I grew up in a kind of relatively homogeneous community in central New Jersey and my public health classes at Bloustein were really some of the first times that I was exposed to people from all different backgrounds. Of course, I’d experienced diversity before but not in the quantity that I feel like I got at Rutgers. And I feel when you’re working in a field, like public health, or public policy, or urban planning, you really are exposed to everything. And so having that in your undergraduate education is just like, it’s invaluable.
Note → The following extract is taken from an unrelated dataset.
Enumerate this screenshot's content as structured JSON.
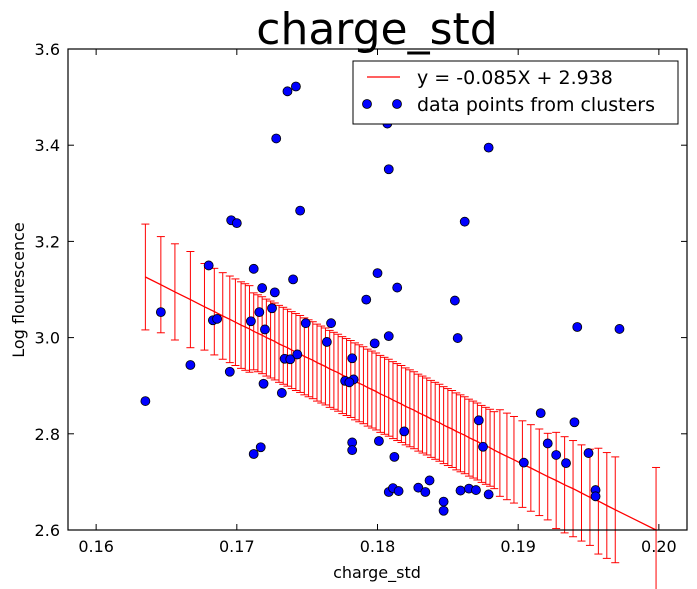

And I have been to a lot of other universities, and there’s really no place like Rutgers for that. I think. There are also so many ways to get involved in the community through Rutgers, doing internships, or at Bloustein, when I was there, we had to do a practicum in the fourth year of public health school, and I just had some really great experience that I feel set me up really well for, for real life.

Stuart Shapiro
Great. It is amazing when one stands on the podium at graduation, and looks out at the graduating students. The amazing diversity; racial diversity, background diversity, the number of first-generation students that we have here, and that that’s true, not just of us, but really throughout Rutgers. And so it’s really good to hear you say how valuable that was. What would you say that… let’s conclude by asking you, what would you say to students thinking about majoring in public health getting an MPH, or considering careers in the field? What advice would you give what encouragement would you give?

Stefania Davia
I would definitely say, and I hope it’s okay to say this, then obviously, what you do in the classroom and your studies and your grades, of course, matter. But personally, I think what really served me the best is also getting involved outside the classroom and getting some other experiences, practical experiences, that really got my feet wet a bit and gave me a taste for what was to come in a professional setting. You know, I got involved with the health outreach promotion and education group at Rutgers. And I did a lot of really cool stuff through them. And I feel like the real kind of magic happens when you can take what you learn in the classroom and utilize it in a real-world setting. And I just don’t think it’s ever too early to start looking for those experiences.

And it doesn’t have to be anything outrageous. There are ways to get involved in your local community that can provide this and I think Rutgers being in New Jersey and being in close proximity to so many big cities and big industries and big research centers, it’s just the perfect environment to cultivate a good mix of professional development with what you’re learning in the classroom. And so I would definitely say just get involved in as many exciting and cool things and nothing is ever too small to put your attention towards.

Stuart Shapiro
That’s great advice. And of course, it is okay to say that.((laughing))

Stefania Davia
Yeah. ((laughing))

Stuart Shapiro
We definitely want our students to concentrate on their classes and all the wisdom our wonderful professors have to offer, but we also want them to get the most out of their four years as an undergraduate and it’s true in the graduate programs as well and you do that by having a much broader scope than just in the classroom. And we certainly recognize that.

Well, thank you. It’s been wonderful talking to you. Thank you for coming to us from across the ocean.

Stefania Davia
Thank you so much for having me. It was so nice.